Friday, October 3, 2008

Harry Turnbull: a “Sly Grogger” in Avondale

It was during World War One, in Avondale, October 1915. The NZ Corps of engineers (known as the “Avondale” Tunnelling Company) were stationed at the Avondale Racecourse for training in the ways of Army discipline for their stint later on out on the battlefields of France. An entrepreneurial sort named Harry Turnbull saw a golden opportunity and a market waiting to be capitalised on. Which was the reason police raided his shop.

In August that year Turnbull came to Avondale township, and opened a “fish and soft drinks shop”, somewhere in the present-day Mainstreet area. He had once been a hotelkeeper. Within two months of his arrival on the scene in the growing shopping centre, the Defence Department chose Avondale Racecourse as the site for the Tunneller’s training, and nearly 400 members of the Expeditionary Force swelled the township’s population from October to December. Men who found themselves camped in a “dry” district, six miles by train from the pubs in the central city, and with wartime regulations which banned the selling of liquor to members of the “Defence Forces” or Expeditionary Force for consumption off-premises. The Turnbull case was to become the first tried before the courts in Auckland under these regulations.

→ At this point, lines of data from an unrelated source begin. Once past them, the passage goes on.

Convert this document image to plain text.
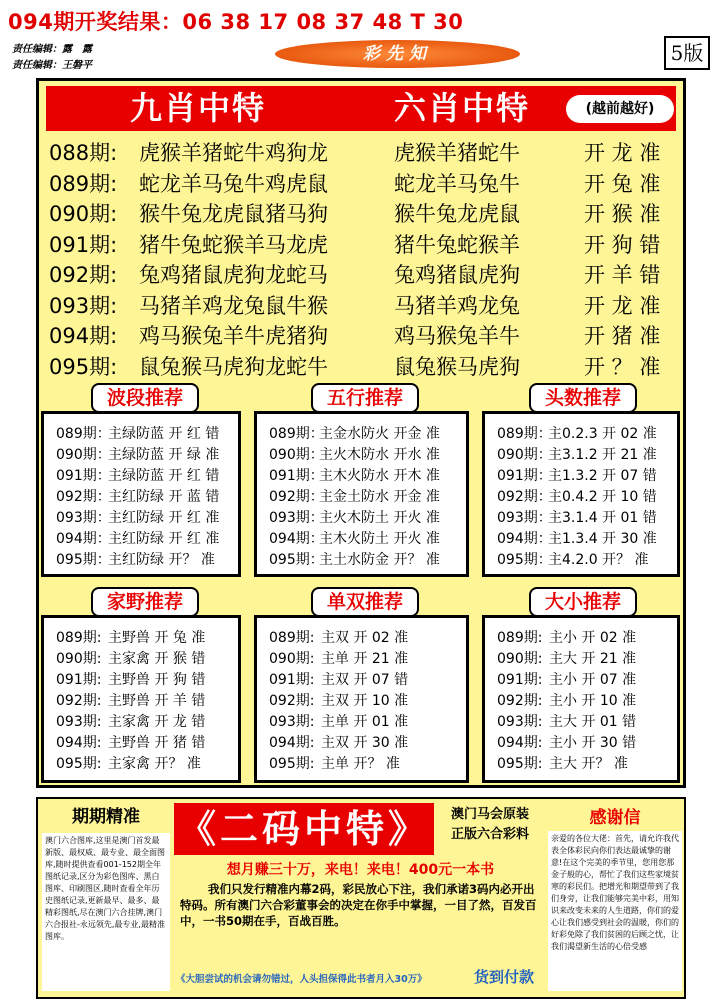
094期开奖结果：06 38 17 08 37 48 T 30
责任编辑：露　露
责任编辑：王磐平
彩先知	5版
九肖中特	六肖中特	(越前越好)
088期: 虎猴羊猪蛇牛鸡狗龙	虎猴羊猪蛇牛	开 龙 准
089期: 蛇龙羊马兔牛鸡虎鼠	蛇龙羊马兔牛	开 兔 准
090期: 猴牛兔龙虎鼠猪马狗	猴牛兔龙虎鼠	开 猴 准
091期: 猪牛兔蛇猴羊马龙虎	猪牛兔蛇猴羊	开 狗 错
092期: 兔鸡猪鼠虎狗龙蛇马	兔鸡猪鼠虎狗	开 羊 错
093期: 马猪羊鸡龙兔鼠牛猴	马猪羊鸡龙兔	开 龙 准
094期: 鸡马猴兔羊牛虎猪狗	鸡马猴兔羊牛	开 猪 准
095期: 鼠兔猴马虎狗龙蛇牛	鼠兔猴马虎狗	开 ？ 准
波段推荐
089期：
主绿防蓝 开 红 错
090期：
主绿防蓝 开 绿 准
091期：
主绿防蓝 开 红 错
092期：
主红防绿 开 蓝 错
093期：
主红防绿 开 红 准
094期：
主红防绿 开 红 准
095期：
主红防绿 开？ 准
五行推荐
089期：
主金水防火 开金 准
090期：
主火木防水 开水 准
091期：
主木火防水 开木 准
092期：
主金土防水 开金 准
093期：
主火木防土 开火 准
094期：
主木火防土 开火 准
095期：
主土水防金 开？ 准
头数推荐
089期：
主0.2.3 开 02 准
090期：
主3.1.2 开 21 准
091期：
主1.3.2 开 07 错
092期：
主0.4.2 开 10 错
093期：
主3.1.4 开 01 错
094期：
主1.3.4 开 30 准
095期：
主4.2.0 开？ 准
家野推荐
089期: 主野兽 开 兔 准
090期: 主家禽 开 猴 错
091期: 主野兽 开 狗 错
092期: 主野兽 开 羊 错
093期: 主家禽 开 龙 错
094期: 主野兽 开 猪 错
095期: 主家禽 开？ 准
单双推荐
089期: 主双 开 02 准
090期: 主单 开 21 准
091期: 主双 开 07 错
092期: 主双 开 10 准
093期: 主单 开 01 准
094期: 主双 开 30 准
095期: 主单 开？ 准
大小推荐
089期: 主小 开 02 准
090期: 主大 开 21 准
091期: 主小 开 07 准
092期: 主小 开 10 准
093期: 主大 开 01 错
094期: 主小 开 30 错
095期: 主大 开？ 准
期期精准
澳门六合图库,这里是澳门首发最新版、最权威、最专业、最全面图库,随时提供查看001-152期全年图纸记录,区分为彩色图库、黑白图库、印刷图区,随时查看全年历史图纸记录,更新最早、最多、最精彩图纸,尽在澳门六合挂牌,澳门六合报社-永远领先,最专业,最精准图库。
《二码中特》	澳门马会原装
正版六合彩料
想月赚三十万，来电！来电！400元一本书
我们只发行精准内幕2码，彩民放心下注，我们承诺3码内必开出特码。所有澳门六合彩董事会的决定在你手中掌握，一目了然，百发百中，一书50期在手，百战百胜。
《大胆尝试的机会请勿错过，人头担保得此书者月入30万》	货到付款
感谢信
亲爱的各位大佬：首先，请允许我代表全体彩民向你们表达最诚挚的谢意!在这个完美的季节里，您用您那金子般的心，帮忙了我们这些家境贫寒的彩民们。把增光和期望带到了我们身旁，让我们能够完美中彩，用知识来改变未来的人生道路，你们的爱心让我们感受到社会的温暖，你们的好彩免除了我们贫困的后顾之忧，让我们渴望新生活的心倍受感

Turnbull claimed in court that he had a “friend in camp” who could not keep whiskey and beer for his own consumption there, so Turnbull took it upon himself to supply the necessary liquid refreshment from his shop. He claimed that he didn’t wish to take any money for the alcohol from the soldiers who came to his shop (on hearing the news of a liquor supplier in “dry” Avondale, so close to the camp), but took it anyway after they insisted. He claimed before the magistrate that he had “very little liquor out at his shop” (a jar of whisky and six bottles of beer, it was said). The constables who raided the premises with a search warrant after a complaint from camp officers and a trip in disguise to buy alcohol there along with a real soldier, stated that, in fact, “his shop was fitted up like a miniature bar, with glasses on the counter and in the back room.” The police found “a number of empty beer and whisky bottles strewn about.” The undercover policeman and the soldier “were supplied with drink without the slightest trouble, getting three rounds of whisky, while the soldier was given a little in a bottle to take away, the price being a shilling.” Turnbull also took money for the alcohol, and gave change, “without demur.”

His legal counsel, who did not stay for the rest of the court proceedings after making one argument (leaving Turnbull to plead his own case), asked the magistrate to consider that “the intention of the legislature was that the regulation should apply to licensees of hotels” only. This, however, was dismissed. “Outside of licensees,” Mr. F. V. Frazier, S.M. said, “there are barmen and all sorts of people, to say nothing of barmaids, that might sell liquor to the soldiers, and the intention was to put down a particularly harmful practice.”

Turnbull then challenged the charges, stating that he had not admitted to selling alcohol to a soldier in uniform, claiming that the charges couldn’t stand as it had been the undercover policeman who had paid for the liquor. This was denied by the corporal there, who stated he paid the shilling, not the policeman. Turnbull was convicted and sentenced to one month’s hard labour for selling liquor to uniformed members of the Expeditionary Force.